Um novo malware brasileiro, conhecido como “BraZetsu”, está transformando computadores corporativos invadidos em produtos comercializáveis no submundo do crime cibernético. Revelado nesta segunda-feira (31) pela empresa de inteligência cibernética Group-IB, o vírus afeta sistemas Windows e oferece o controle remoto das máquinas a partir de R$ 30 (aproximadamente US$ 5,80 em criptomoedas).
O BraZetsu opera como uma ferramenta para corretores de acesso inicial, que invadem redes apenas para vender o acesso a outros criminosos. O malware analisa o sistema da vítima, identificando dados valiosos e listando essas informações em um mercado clandestino. Isso permite que golpistas realizem fraudes sem precisar realizar invasões diretas.

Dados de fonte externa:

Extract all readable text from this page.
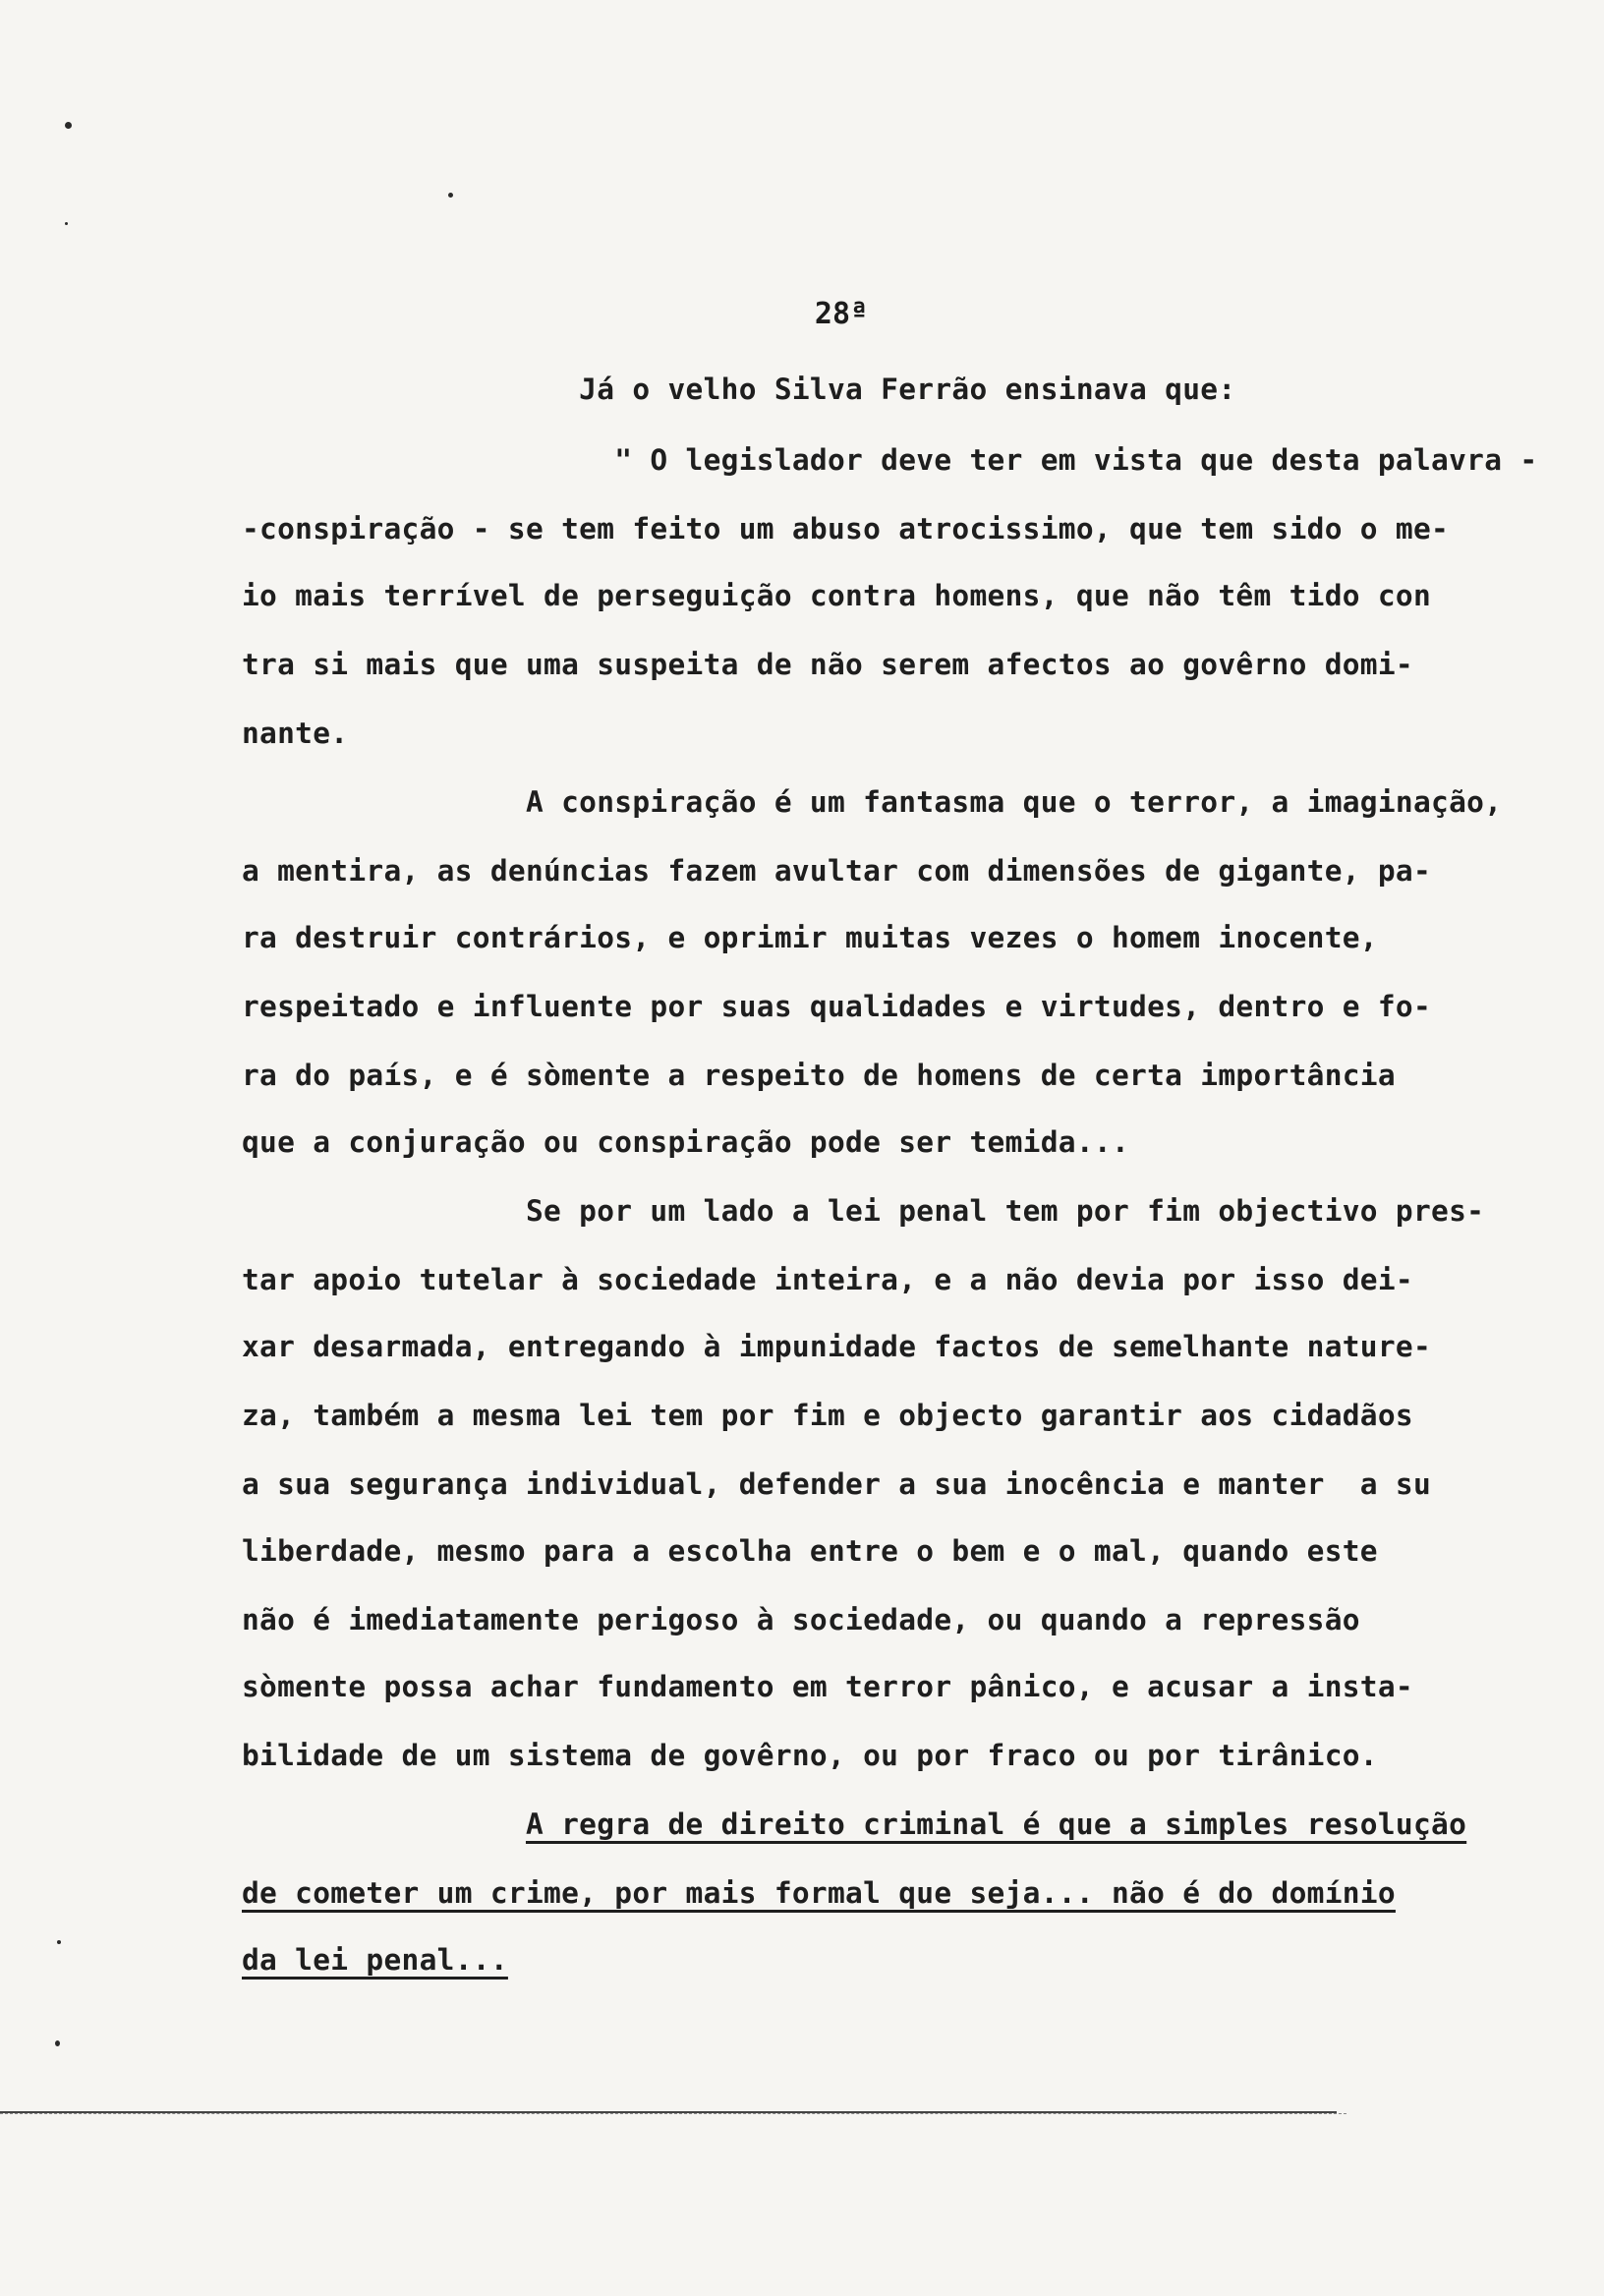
28ª
Já o velho Silva Ferrão ensinava que:
" O legislador deve ter em vista que desta palavra -
-conspiração - se tem feito um abuso atrocissimo, que tem sido o me-
io mais terrível de perseguição contra homens, que não têm tido con
tra si mais que uma suspeita de não serem afectos ao govêrno domi-
nante.
A conspiração é um fantasma que o terror, a imaginação,
a mentira, as denúncias fazem avultar com dimensões de gigante, pa-
ra destruir contrários, e oprimir muitas vezes o homem inocente,
respeitado e influente por suas qualidades e virtudes, dentro e fo-
ra do país, e é sòmente a respeito de homens de certa importância
que a conjuração ou conspiração pode ser temida...
Se por um lado a lei penal tem por fim objectivo pres-
tar apoio tutelar à sociedade inteira, e a não devia por isso dei-
xar desarmada, entregando à impunidade factos de semelhante nature-
za, também a mesma lei tem por fim e objecto garantir aos cidadãos
a sua segurança individual, defender a sua inocência e manter  a su
liberdade, mesmo para a escolha entre o bem e o mal, quando este
não é imediatamente perigoso à sociedade, ou quando a repressão
sòmente possa achar fundamento em terror pânico, e acusar a insta-
bilidade de um sistema de govêrno, ou por fraco ou por tirânico.
A regra de direito criminal é que a simples resolução
de cometer um crime, por mais formal que seja... não é do domínio
da lei penal...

De acordo com os analistas de malware Julio Guapo Menezes e Miguel Salazar, o BraZetsu se diferencia de outros ataques cibernéticos por ser um “kit mestre” que transforma sistemas comprometidos em ativos comerciais altamente lucrativos. O programa prioriza arquivos de remessa bancária, certificados digitais e sistemas de gestão amplamente utilizados, como TOTVS e SAP.

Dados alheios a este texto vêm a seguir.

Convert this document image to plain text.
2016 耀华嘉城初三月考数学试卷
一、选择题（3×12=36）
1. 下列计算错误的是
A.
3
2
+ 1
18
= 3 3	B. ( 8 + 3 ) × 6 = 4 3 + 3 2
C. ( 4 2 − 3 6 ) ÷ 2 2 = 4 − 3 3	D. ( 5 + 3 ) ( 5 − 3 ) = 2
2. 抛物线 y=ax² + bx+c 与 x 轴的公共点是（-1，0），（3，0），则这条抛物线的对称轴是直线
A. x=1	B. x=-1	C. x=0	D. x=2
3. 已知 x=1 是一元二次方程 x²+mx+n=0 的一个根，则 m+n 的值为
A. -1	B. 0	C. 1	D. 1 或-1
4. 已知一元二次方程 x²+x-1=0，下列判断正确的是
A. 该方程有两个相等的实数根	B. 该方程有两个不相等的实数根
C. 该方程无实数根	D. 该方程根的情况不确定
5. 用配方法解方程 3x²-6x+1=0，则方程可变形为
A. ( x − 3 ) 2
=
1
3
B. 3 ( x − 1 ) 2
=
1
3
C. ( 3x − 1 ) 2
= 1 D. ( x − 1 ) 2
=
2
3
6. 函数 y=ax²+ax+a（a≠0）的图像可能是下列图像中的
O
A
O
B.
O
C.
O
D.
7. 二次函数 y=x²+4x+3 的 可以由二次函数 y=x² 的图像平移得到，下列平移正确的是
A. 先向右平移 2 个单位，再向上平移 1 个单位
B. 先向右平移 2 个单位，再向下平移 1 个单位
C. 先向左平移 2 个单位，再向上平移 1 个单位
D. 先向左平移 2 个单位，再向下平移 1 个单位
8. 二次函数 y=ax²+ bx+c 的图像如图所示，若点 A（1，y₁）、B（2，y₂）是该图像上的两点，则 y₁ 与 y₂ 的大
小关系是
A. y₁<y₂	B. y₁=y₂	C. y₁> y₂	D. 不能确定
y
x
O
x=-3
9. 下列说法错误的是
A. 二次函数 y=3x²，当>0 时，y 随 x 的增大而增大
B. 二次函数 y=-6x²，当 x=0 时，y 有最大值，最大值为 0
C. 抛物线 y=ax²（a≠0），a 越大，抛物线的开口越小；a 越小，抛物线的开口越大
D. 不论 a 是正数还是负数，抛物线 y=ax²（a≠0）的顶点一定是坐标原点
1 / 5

A origem do nome combina “Brasil” e “Zetsu”, uma referência a um personagem de mangá que atua nas sombras. As operações são atribuídas ao grupo Exilware, formado por falantes nativos de português. As vendas dos acessos se realizam no mercado clandestino Infect Marketplace, onde compradores pagam uma taxa para acessar a lista de computadores vulneráveis.
As investigações descobriram que os invasores utilizam inteligência artificial para escrever o código do malware e selecionar alvos. O sistema avalia o perfil do computador infectado e foca em informações financeiras, aumentando a eficiência dos ataques. A contaminação inicial é frequentemente realizada através de golpes de engenharia social, como e-mails falsos com notificações de cobrança.

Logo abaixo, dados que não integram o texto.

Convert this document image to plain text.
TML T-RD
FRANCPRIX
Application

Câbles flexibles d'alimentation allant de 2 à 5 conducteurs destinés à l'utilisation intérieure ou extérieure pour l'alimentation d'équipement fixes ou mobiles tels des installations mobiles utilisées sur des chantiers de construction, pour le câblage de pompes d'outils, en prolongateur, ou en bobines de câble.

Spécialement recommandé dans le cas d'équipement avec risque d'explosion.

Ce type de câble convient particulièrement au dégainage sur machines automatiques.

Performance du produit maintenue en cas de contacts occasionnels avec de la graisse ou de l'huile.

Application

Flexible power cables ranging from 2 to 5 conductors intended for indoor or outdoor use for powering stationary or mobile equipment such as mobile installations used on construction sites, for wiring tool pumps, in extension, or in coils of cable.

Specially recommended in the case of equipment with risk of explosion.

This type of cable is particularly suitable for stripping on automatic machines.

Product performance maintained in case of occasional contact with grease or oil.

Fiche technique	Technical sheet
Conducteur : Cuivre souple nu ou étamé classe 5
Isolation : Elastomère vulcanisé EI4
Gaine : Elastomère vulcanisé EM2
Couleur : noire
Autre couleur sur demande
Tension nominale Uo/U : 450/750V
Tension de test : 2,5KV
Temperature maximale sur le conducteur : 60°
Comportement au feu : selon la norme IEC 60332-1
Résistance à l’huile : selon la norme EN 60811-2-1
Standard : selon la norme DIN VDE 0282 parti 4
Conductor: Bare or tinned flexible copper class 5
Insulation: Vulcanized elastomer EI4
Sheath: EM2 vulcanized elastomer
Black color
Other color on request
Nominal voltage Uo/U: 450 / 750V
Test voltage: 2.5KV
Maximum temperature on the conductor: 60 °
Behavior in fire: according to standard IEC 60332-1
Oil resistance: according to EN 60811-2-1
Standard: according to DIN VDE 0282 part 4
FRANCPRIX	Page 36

Além disso, o malware é projetado para manipular registros financeiros de forma sofisticada, garantindo que os documentos permaneçam válidos durante o processamento bancário. Essa evolução nos ataques digitais indica uma mudança significativa na forma como grupos criminosos operam, estabelecendo uma cadeia comercial de invasões direcionadas a empresas e serviços essenciais.
Por fim, a situação ressalta a crescente complexidade e sofisticação dos ataques cibernéticos no Brasil, exigindo uma atenção redobrada às medidas de segurança.